Which of the Last Ten Nights of Ramadan Isn’t Laylatul Qadr?

file000386365548Which of the Last Ten Nights of Ramadan Isn’t Laylatul Qadr?

Despite knowing that the Blessed Night of Power falls somewhere in the last ten days of Ramadan, the question continues to pop up: Which night is Laylatul Qadr? But before we ask such a question it would help to step back and look deep into the spirituality of Islam.

Rather than mechanistically looking at the last ten nights as a gambling of a limited supply of worshiping energy, scarcely interspersed here and there, and wrestling with ourselves on whether tonight is an odd night or an even night depending on which moon-sighting system was used, we can save ourselves some stress by considering Laylatul Qadr and what it means to be a sincere worshiper. At the heart of any act of worship is sincere intention (ikhlas) and in skewing our ibadah in only a few of the last ten nights, hoping to bump into the blessed Night of Power by chance, not effort, we risk damaging that crucial sincere intention, so that even if we do perform ibadah on the Night of Power, we run the risk of a diminished reward.

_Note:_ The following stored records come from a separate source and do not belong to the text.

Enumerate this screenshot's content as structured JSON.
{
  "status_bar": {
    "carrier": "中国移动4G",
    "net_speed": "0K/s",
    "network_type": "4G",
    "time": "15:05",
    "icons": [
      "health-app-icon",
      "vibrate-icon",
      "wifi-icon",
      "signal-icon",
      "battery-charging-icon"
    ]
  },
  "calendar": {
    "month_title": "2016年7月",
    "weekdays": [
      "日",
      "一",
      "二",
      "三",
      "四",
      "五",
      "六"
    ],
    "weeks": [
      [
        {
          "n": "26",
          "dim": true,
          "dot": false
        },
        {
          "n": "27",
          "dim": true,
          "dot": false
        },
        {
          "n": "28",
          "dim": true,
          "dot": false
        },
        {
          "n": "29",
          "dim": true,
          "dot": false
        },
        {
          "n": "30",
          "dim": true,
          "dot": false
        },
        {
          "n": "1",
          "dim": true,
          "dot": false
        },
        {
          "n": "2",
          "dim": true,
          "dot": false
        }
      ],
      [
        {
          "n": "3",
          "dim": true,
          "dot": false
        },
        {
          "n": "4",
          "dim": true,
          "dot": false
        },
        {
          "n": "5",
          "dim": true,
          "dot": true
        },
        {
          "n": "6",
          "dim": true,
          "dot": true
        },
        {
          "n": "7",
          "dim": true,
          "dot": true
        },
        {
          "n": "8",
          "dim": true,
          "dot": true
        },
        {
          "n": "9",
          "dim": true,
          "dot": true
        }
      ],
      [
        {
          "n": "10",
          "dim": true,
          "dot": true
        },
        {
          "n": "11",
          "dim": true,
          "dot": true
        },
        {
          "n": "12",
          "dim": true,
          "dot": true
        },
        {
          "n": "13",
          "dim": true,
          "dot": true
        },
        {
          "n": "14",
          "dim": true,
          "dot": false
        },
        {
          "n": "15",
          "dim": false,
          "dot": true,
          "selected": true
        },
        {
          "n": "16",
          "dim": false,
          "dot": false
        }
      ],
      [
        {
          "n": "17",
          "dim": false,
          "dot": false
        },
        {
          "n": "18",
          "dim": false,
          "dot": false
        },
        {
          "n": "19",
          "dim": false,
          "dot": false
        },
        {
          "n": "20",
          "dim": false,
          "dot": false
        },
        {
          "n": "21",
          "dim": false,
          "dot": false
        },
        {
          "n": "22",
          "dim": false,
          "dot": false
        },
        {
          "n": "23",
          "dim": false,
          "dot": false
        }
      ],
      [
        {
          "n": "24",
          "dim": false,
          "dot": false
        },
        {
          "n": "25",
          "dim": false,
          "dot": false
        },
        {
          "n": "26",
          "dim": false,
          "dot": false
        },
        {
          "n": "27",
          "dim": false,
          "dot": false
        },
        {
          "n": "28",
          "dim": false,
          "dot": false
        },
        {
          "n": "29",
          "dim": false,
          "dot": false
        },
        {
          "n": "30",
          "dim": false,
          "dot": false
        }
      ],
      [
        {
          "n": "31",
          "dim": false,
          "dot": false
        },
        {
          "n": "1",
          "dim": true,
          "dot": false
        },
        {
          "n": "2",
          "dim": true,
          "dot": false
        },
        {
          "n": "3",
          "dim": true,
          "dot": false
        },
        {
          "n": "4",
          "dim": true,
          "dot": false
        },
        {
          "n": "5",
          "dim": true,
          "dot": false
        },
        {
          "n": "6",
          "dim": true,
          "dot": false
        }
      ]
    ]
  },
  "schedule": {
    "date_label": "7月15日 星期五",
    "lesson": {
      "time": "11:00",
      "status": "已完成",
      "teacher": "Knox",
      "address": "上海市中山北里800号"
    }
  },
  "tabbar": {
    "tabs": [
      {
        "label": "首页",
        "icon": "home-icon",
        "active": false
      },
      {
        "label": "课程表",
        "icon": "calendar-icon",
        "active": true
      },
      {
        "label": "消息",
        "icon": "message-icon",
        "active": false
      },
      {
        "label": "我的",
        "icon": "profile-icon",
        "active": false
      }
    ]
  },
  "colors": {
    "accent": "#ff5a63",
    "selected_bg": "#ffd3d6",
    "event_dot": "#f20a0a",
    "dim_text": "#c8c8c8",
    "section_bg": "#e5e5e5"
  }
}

How does it appear to our Lord, Allah subhana wa ta’ala, to see His servants knit-picking over which of the last ten nights is the Night of Power? Is not the reward generous enough that we should rush to it? If we are being stingy with our worship, then do we truly yearn to seek the Face of our Lord? If we find weakness in our hearts, then these are the tough questions we need to ask ourselves.

We can also ask ourselves: “If tonight were the Night of Power, and I did happen to pray this night, but I neglected worship on all the other of the last ten nights- is this proper adab towards my Creator? Do I expect my Lord’s generosity while I am greedy with my worship? Even with my poor adab, if I were to gain the reward, what sort of relationship is this to have with my Lord? Don’t I desire closeness (qurb) with my Most Merciful Lord?” No matter how tired you are, you will be fully rested the next day, so what does it matter if you are feeling tired in worship when the reward is worth a 1,000 months?

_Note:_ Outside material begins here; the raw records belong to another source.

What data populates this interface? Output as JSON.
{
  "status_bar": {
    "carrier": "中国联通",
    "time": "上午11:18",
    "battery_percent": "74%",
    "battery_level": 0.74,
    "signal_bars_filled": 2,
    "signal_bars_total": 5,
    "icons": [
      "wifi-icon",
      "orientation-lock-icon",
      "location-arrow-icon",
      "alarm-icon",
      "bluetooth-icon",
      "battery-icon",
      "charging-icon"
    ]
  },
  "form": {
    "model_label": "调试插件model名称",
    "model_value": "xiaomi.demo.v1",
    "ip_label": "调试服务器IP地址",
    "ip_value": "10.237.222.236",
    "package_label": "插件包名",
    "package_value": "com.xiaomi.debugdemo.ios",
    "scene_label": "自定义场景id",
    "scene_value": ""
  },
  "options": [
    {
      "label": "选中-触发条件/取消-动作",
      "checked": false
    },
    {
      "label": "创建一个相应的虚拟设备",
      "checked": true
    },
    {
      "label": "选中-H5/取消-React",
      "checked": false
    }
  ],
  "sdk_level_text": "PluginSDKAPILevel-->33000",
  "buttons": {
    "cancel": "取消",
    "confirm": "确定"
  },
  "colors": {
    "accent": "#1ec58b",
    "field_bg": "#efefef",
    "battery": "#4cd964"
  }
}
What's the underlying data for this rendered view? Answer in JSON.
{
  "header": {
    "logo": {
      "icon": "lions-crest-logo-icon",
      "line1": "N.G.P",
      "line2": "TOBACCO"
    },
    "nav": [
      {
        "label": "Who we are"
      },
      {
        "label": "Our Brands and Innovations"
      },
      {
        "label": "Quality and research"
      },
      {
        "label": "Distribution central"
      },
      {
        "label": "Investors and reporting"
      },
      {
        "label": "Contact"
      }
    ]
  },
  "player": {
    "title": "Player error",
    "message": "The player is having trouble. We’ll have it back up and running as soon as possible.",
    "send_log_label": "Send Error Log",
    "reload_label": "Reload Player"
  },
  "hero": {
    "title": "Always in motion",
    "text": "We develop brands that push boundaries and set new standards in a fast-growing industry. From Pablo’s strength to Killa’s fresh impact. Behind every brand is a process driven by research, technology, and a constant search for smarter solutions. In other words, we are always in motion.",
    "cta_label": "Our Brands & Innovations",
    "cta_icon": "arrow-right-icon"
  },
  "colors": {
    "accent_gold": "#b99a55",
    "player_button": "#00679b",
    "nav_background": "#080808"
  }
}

And whosoever honors the Symbols of Allah, then it is truly from the piety (taqwa) of the heart. (Qur’an, 22.32)

The Night of Power is undoubtedly a tremendous symbol of Allah, and the question of which of the last ten nights is the Night of Power can be answered through the meanings of this verse. Honoring the Night of Power entails not simply worshiping during it, but honoring all of the last ten nights. Seen from this perspective we can ask our nafs rhetorically, “Which of the last ten nights of Ramadan isn’t Laylatul Qadr?” And as Ramadan greets us goodbye in honoring the last ten nights with due worship, we honor the greater blessing that is Ramadan.

May Allah bless us with the fullest reward of Laylatul Qadr, ameen.